Search code examples
rdplyrcase-when

How to use case_when with mutate_all to insert variable value


I have a seemingly small problem. I want to use mutate_all() in conjunction with case_when(). A sample data frame:

tbl <- tibble( 
  x = c(0, 1, 2, 3, NA),
  y = c(0, 1, NA, 2, 3),
  z = c(0, NA, 1, 2, 3),
  date = rep(today(), 5)
)

I first made another data frame replacing all the NA's with zero's and the values with a 1 with the following piece of code.

tbl %>%
 mutate_all(
    funs(
      case_when(
        . %>% is.na() ~ 0,
        TRUE ~ 1
      )))

Now I want to replace the NA values with blanks ("") and leave the other values as it is. However, I don't know how to set the TRUE value in a way that it keeps the value of the column.

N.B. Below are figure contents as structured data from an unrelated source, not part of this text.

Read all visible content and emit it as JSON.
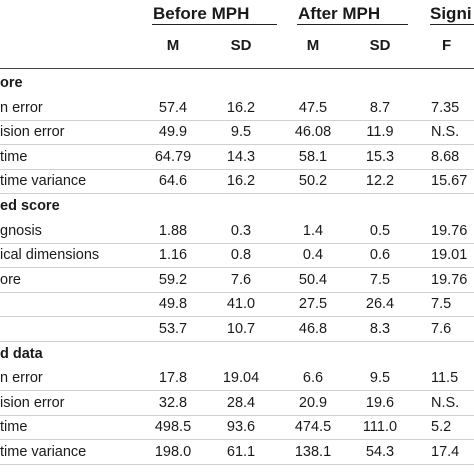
{
  "headers": {
    "before": "Before MPH",
    "after": "After MPH",
    "signif": "Signi"
  },
  "subheaders": {
    "before_m": "M",
    "before_sd": "SD",
    "after_m": "M",
    "after_sd": "SD",
    "f": "F"
  },
  "rows": [
    {
      "type": "section",
      "label": "ore"
    },
    {
      "type": "data",
      "label": "n error",
      "values": [
        "57.4",
        "16.2",
        "47.5",
        "8.7",
        "7.35"
      ]
    },
    {
      "type": "data",
      "label": "ision error",
      "values": [
        "49.9",
        "9.5",
        "46.08",
        "11.9",
        "N.S."
      ]
    },
    {
      "type": "data",
      "label": "time",
      "values": [
        "64.79",
        "14.3",
        "58.1",
        "15.3",
        "8.68"
      ]
    },
    {
      "type": "data",
      "label": "time variance",
      "values": [
        "64.6",
        "16.2",
        "50.2",
        "12.2",
        "15.67"
      ]
    },
    {
      "type": "section",
      "label": "ed score"
    },
    {
      "type": "data",
      "label": "gnosis",
      "values": [
        "1.88",
        "0.3",
        "1.4",
        "0.5",
        "19.76"
      ]
    },
    {
      "type": "data",
      "label": "ical dimensions",
      "values": [
        "1.16",
        "0.8",
        "0.4",
        "0.6",
        "19.01"
      ]
    },
    {
      "type": "data",
      "label": "ore",
      "values": [
        "59.2",
        "7.6",
        "50.4",
        "7.5",
        "19.76"
      ]
    },
    {
      "type": "data",
      "label": "",
      "values": [
        "49.8",
        "41.0",
        "27.5",
        "26.4",
        "7.5"
      ]
    },
    {
      "type": "data",
      "label": "",
      "values": [
        "53.7",
        "10.7",
        "46.8",
        "8.3",
        "7.6"
      ]
    },
    {
      "type": "section",
      "label": "d data"
    },
    {
      "type": "data",
      "label": "n error",
      "values": [
        "17.8",
        "19.04",
        "6.6",
        "9.5",
        "11.5"
      ]
    },
    {
      "type": "data",
      "label": "ision error",
      "values": [
        "32.8",
        "28.4",
        "20.9",
        "19.6",
        "N.S."
      ]
    },
    {
      "type": "data",
      "label": "time",
      "values": [
        "498.5",
        "93.6",
        "474.5",
        "111.0",
        "5.2"
      ]
    },
    {
      "type": "data",
      "label": "time variance",
      "values": [
        "198.0",
        "61.1",
        "138.1",
        "54.3",
        "17.4"
      ]
    }
  ]
}
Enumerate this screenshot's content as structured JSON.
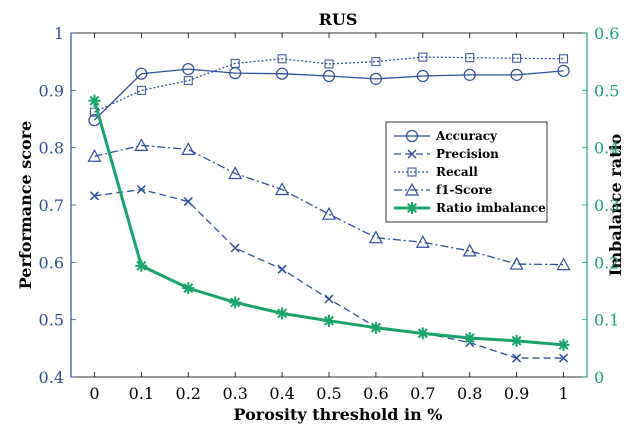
{
  "chart_data": {
    "type": "line",
    "title": "RUS",
    "xlabel": "Porosity threshold in %",
    "ylabel": "Performance score",
    "y2label": "Imbalance ratio",
    "x": [
      0,
      0.1,
      0.2,
      0.3,
      0.4,
      0.5,
      0.6,
      0.7,
      0.8,
      0.9,
      1
    ],
    "x_tick_labels": [
      "0",
      "0.1",
      "0.2",
      "0.3",
      "0.4",
      "0.5",
      "0.6",
      "0.7",
      "0.8",
      "0.9",
      "1"
    ],
    "xlim": [
      -0.05,
      1.05
    ],
    "ylim": [
      0.4,
      1.0
    ],
    "y_tick_labels": [
      "0.4",
      "0.5",
      "0.6",
      "0.7",
      "0.8",
      "0.9",
      "1"
    ],
    "y2lim": [
      0,
      0.6
    ],
    "y2_tick_labels": [
      "0",
      "0.1",
      "0.2",
      "0.3",
      "0.4",
      "0.5",
      "0.6"
    ],
    "grid": false,
    "legend_position": "right",
    "colors": {
      "left_axis": "#2e4e9b",
      "right_axis": "#1aa36b",
      "series_blue": "#2e4e9b",
      "series_green": "#1aa36b"
    },
    "series": [
      {
        "name": "Accuracy",
        "axis": "left",
        "marker": "circle",
        "line": "solid",
        "values": [
          0.848,
          0.929,
          0.937,
          0.93,
          0.929,
          0.925,
          0.92,
          0.925,
          0.927,
          0.927,
          0.934
        ]
      },
      {
        "name": "Precision",
        "axis": "left",
        "marker": "x",
        "line": "dashed",
        "values": [
          0.716,
          0.727,
          0.706,
          0.625,
          0.588,
          0.536,
          0.487,
          0.477,
          0.46,
          0.433,
          0.433
        ]
      },
      {
        "name": "Recall",
        "axis": "left",
        "marker": "square",
        "line": "dotted",
        "values": [
          0.862,
          0.9,
          0.917,
          0.947,
          0.955,
          0.946,
          0.95,
          0.958,
          0.957,
          0.956,
          0.955
        ]
      },
      {
        "name": "f1-Score",
        "axis": "left",
        "marker": "triangle",
        "line": "dashdot",
        "values": [
          0.785,
          0.804,
          0.797,
          0.755,
          0.727,
          0.684,
          0.643,
          0.635,
          0.62,
          0.597,
          0.596
        ]
      },
      {
        "name": "Ratio imbalance",
        "axis": "right",
        "marker": "star",
        "line": "solid",
        "values": [
          0.482,
          0.194,
          0.155,
          0.13,
          0.111,
          0.098,
          0.086,
          0.076,
          0.068,
          0.063,
          0.056
        ]
      }
    ]
  }
}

Any suggestions would be much appreciated!


Solution

  • To leave the NA as "", we can use replace_na from tidyr

    library(dplyr)
    library(tidyr)
    tbl %>%
         mutate_all(replace_na, "")
    # A tibble: 5 x 3
    #  x     y     z    
    #  <chr> <chr> <chr>
    #1 0     0     0    
    #2 1     1     ""   
    #3 2     ""    1    
    #4 3     2     2    
    #5 ""    3     3    
    

    With case_when or if_else, we have to make sure the type are the same across. Here, we are converting to character when we insert the "", so make sure the other values are also coerced to character class

    tbl %>%
       mutate_all(~ case_when(is.na(.) ~ "", TRUE ~ as.character(.)))
    

    If we want to use only specific columns, then we can use mutate_at

    tbl %>%
       mutate_at(vars(x:y), ~ case_when(is.na(.) ~ "", TRUE ~ as.character(.)))
    

    Also, to simplify the code in OP's post, it can be directly coerced to integer with as.integer or +

    tbl %>% 
         mutate_all(~ as.integer(!is.na(.)))
    

    Or if we are using case_when

    tbl %>%
           mutate_all(~ case_when(is.na(.)~ 0, TRUE ~ 1))